The above piece having attracted the notice of Mrs. Gladstone, the lady of the Chancellor of the Exchequer, the organist of Hawarden Church has written to Mr. Plummer, “The Kettering Factory Operative,” for permission to set it to music, when it will be sung at a concert to be given under the special patronage of Mrs. Gladstone, for the benefit of the Distress Fund.

Title:Hard Times

Author:John Plummer

Publication:The Blackburn Standard

Published in:Blackburn

Date:Wednesday, November 05, 1862

Keywords:america, class, domesticity, poverty, religion, work


As the note at the beginning of this poem explains, the “Hard Times” referred to within came some four years prior to the Cotton Famine, following a financial crisis in the United States. The Commercial Panic offered an early indication of the dangers of global economic interconnectedness, and Britain in particular suffered a financial panic and manufacturing depression as a result.
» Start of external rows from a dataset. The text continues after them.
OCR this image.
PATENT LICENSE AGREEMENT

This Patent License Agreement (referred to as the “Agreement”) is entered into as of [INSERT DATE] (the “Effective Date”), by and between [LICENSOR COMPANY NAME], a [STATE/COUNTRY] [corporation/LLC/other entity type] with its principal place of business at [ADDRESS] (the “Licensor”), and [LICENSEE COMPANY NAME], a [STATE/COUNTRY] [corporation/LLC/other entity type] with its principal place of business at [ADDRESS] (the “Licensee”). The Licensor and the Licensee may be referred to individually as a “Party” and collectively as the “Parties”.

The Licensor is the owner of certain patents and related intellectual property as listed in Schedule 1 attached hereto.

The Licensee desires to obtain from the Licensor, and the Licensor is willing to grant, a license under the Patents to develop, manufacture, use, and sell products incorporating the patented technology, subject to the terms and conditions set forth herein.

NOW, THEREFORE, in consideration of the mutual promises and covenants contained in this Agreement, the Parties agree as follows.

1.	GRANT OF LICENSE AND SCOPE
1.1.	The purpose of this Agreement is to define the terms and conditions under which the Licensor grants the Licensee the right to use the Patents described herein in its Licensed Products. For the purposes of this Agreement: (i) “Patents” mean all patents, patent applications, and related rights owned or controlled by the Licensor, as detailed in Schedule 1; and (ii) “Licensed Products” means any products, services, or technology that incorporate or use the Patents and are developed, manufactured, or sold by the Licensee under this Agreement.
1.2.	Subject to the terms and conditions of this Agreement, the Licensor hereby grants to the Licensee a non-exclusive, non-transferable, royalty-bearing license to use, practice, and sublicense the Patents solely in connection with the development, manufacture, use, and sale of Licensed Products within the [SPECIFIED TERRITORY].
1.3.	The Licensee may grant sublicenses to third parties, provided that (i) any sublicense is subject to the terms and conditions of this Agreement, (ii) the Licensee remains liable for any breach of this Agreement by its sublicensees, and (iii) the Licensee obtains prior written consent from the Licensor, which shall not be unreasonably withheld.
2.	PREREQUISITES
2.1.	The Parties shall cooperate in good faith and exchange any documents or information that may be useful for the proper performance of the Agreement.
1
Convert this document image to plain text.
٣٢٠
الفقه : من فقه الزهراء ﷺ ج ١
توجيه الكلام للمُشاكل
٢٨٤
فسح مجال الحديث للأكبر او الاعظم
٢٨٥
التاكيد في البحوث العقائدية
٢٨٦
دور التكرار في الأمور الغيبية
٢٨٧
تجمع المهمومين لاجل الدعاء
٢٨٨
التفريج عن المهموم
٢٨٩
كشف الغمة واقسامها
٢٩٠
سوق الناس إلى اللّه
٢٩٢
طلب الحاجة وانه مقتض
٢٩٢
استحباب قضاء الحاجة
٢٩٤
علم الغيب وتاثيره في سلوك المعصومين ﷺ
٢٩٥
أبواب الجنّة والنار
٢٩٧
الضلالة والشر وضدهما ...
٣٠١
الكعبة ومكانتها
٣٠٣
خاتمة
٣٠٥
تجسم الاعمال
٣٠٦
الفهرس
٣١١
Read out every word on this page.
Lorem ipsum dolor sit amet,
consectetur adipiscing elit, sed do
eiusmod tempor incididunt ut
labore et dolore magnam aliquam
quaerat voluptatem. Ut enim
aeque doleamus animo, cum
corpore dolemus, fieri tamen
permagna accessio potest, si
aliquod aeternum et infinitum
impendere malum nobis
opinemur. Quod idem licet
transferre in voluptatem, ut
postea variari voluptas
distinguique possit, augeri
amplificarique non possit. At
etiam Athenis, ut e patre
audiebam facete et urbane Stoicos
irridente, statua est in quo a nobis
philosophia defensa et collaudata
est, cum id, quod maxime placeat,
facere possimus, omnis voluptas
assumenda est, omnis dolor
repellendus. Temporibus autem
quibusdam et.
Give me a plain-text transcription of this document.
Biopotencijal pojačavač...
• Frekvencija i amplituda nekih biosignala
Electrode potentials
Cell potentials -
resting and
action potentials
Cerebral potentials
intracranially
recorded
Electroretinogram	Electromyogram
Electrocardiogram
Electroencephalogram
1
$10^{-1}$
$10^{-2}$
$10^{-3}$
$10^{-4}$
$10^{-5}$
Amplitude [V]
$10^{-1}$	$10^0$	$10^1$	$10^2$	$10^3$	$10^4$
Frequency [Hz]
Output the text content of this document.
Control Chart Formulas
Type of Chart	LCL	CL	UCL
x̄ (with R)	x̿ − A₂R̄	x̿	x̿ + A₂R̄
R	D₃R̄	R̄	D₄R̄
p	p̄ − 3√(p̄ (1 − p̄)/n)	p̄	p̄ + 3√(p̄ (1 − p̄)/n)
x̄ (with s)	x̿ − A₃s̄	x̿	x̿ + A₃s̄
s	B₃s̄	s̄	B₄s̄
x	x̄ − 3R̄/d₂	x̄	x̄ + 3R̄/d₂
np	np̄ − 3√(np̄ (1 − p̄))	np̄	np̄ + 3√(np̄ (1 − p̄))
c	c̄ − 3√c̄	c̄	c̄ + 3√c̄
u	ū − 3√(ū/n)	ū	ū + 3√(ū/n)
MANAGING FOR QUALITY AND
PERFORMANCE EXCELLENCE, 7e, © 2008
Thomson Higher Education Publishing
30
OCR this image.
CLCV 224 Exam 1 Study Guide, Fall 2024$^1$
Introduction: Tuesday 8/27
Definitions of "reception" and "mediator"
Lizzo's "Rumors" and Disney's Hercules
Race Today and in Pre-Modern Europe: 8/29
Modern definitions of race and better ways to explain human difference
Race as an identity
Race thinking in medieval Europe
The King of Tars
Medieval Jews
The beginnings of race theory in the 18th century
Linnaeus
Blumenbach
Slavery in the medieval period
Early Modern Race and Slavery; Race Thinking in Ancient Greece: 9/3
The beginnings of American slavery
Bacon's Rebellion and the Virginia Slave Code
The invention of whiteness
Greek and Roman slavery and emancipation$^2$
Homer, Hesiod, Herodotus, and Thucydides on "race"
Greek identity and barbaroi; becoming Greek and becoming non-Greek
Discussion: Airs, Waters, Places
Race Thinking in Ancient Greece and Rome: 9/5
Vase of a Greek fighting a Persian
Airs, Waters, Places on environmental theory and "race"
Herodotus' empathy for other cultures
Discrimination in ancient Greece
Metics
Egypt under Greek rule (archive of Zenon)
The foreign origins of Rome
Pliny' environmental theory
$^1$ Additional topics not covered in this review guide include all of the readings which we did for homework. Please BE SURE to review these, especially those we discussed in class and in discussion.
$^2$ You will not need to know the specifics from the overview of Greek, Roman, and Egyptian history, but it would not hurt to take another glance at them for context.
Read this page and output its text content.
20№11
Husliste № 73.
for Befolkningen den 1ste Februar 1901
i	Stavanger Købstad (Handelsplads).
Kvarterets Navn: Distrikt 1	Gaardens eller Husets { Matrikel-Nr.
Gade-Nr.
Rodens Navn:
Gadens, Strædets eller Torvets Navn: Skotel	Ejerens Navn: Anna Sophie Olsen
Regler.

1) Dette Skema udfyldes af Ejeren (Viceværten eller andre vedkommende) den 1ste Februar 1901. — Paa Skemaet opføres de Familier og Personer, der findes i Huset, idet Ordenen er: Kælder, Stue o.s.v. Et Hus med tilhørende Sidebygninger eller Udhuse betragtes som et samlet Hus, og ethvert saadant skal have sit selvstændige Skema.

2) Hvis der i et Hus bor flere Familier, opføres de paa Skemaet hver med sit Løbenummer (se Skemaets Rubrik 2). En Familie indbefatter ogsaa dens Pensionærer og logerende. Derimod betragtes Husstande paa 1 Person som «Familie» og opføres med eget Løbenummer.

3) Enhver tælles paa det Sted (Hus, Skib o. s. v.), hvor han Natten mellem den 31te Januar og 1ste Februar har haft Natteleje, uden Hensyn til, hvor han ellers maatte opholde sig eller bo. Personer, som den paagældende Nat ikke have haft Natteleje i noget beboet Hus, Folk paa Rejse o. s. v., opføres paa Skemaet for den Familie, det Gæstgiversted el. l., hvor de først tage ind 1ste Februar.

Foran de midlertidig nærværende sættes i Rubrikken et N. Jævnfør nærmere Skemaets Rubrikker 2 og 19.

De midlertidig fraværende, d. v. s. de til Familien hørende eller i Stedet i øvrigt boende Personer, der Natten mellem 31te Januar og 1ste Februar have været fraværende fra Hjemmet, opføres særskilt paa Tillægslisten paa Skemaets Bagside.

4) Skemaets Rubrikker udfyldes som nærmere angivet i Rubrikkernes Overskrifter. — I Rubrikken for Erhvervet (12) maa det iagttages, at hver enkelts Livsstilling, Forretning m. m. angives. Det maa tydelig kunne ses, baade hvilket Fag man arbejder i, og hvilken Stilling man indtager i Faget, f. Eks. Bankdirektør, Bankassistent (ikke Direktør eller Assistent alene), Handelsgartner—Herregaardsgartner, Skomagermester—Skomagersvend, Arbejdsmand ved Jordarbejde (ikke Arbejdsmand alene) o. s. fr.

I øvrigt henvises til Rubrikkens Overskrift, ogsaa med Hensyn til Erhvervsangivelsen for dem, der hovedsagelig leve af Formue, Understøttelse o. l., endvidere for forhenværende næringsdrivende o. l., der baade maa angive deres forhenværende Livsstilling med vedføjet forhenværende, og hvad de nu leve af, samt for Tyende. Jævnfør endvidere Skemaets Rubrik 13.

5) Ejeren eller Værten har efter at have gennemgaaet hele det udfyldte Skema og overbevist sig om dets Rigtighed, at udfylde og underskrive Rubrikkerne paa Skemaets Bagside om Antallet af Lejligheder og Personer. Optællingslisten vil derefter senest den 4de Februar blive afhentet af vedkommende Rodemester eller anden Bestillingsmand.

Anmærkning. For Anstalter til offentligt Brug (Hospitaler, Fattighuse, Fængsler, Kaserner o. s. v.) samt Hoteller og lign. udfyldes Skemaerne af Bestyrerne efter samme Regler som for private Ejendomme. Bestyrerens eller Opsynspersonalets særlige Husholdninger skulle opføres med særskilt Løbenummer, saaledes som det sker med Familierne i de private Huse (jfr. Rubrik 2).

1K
The opening lines of the poem, which refer to ‘terror’ from ‘o’er the broad Atlantic wave’ make the poem similarly applicable to the Cotton Famine, with the result of American events again being manufacturing stoppages, unemployment, and poverty. Like many Cotton Famine poems, “Hard Times” first paints a picture of poverty and then appeals to better-off citizens for relief, again making the poem suitable for adaptation for the Cotton Famine relief effort. – RM.